Johnson also condemned pressure for the removal of the Winston Churchill statue in London, saying it is “absurd and deplorable” to suggest the statue of the genocidal former British Prime Minister should be removed.
Despite the global protests against racism, imperialism and colonialism which have now reached every continent, Johnson said in a Facebook post that Britons should not be “sucked into the never-ending debate” about which statues are “politically correct”.
Referencing Oliver Cromwell, the infamous British colonial despot who oppressed Irish Catholics and directed atrocities against them, and whose statue still stands outside the Westminster parliament, he wrote: “Where will it end? Are we supposed to haul down Cromwell who killed so many thousands of people in Ireland?”
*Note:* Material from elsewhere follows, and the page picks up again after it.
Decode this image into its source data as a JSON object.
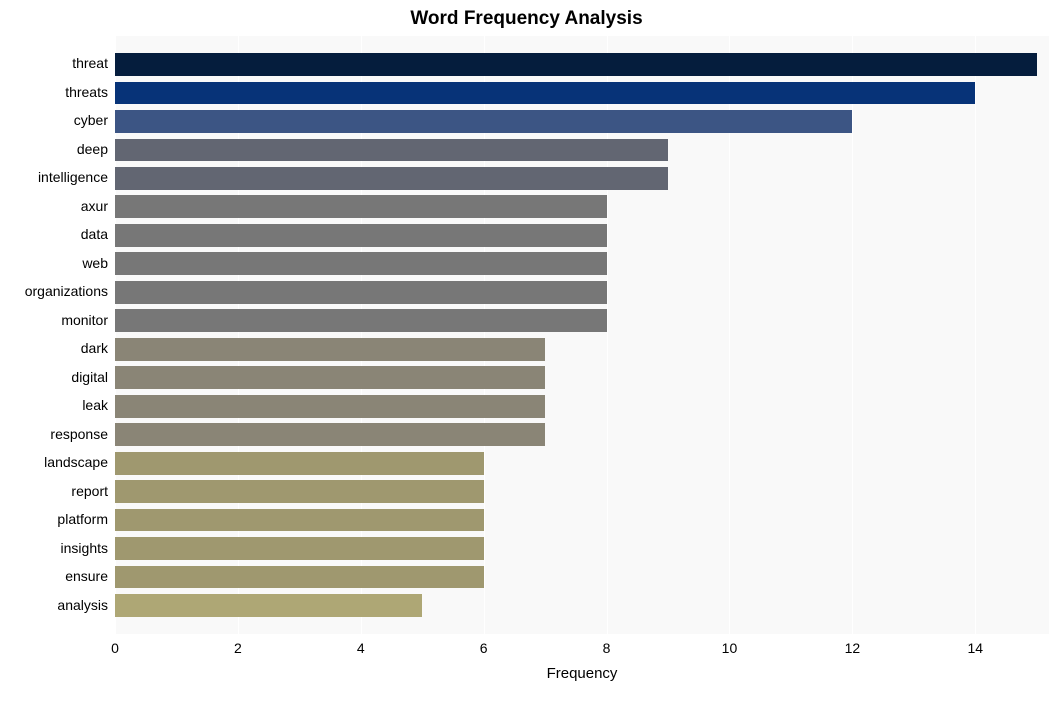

Defending Churchill, whose actions led up to 3 million people losing their lives in India and who described Indians “a beastly people with a beastly religion”, Johnson praised him as a hero and said he had “changed with the times”.
More controversially, he indicated support for fascists who rioted in London last weekend in defence of the statue, stating: “I expect I am not alone in saying that I will resist with every breath in my body any attempt to remove that statue from Parliament Square.”
Mr Johnson’s article comes following a wave of calls and protests for statues celebrating slave traders to be removed as part of the anti-racism demonstrations taking part across the world.
In Bristol, demonstrators motivated by the campaign tore down a statue of slave trader Edward Colston after years of campaigning to have it removed. A college in Oxford has also announced that it will take down a statue of notorious 19th century British colonist and racist Cecil Rhodes.
Johnson’s article wasn’t the only one to make a link to anti-Irish sentiment in Britain. Unionist racists who rioted in Glasgow city centre last weekend were heard to shout “Fenian Bas*****” as they clashed with Scottish police.
Meanwhile, Fine Gael leader Leo Varadkar has said that there are some statues in Ireland that “we need to talk about”, namely one of Seán Russell in Dublin’s Fairview Park.
Russell, a republican who fought in the Easter Rising, died aboard a German U-boat in August 1940 after holding discussions on a plan to liberate the island of Ireland from British rule.
Mr Russell’s extensive legacy is defended by republicans, who noted that discussion around the Russell statue only came after pressure on Fine Gael to sack a party councillor after he expressed his “love” for a picture of Fine Gael’s ‘Blueshirt’ predecessors performing a Nazi salute.
Republican Sinn Féin described the Taoiseach’s call as “a display of historical illiteracy”.
“This should be seen for what it is, another opportunity to put the boot into Irish Republicanism and to deflect from the very real fascist history of his own Fine Gael party.”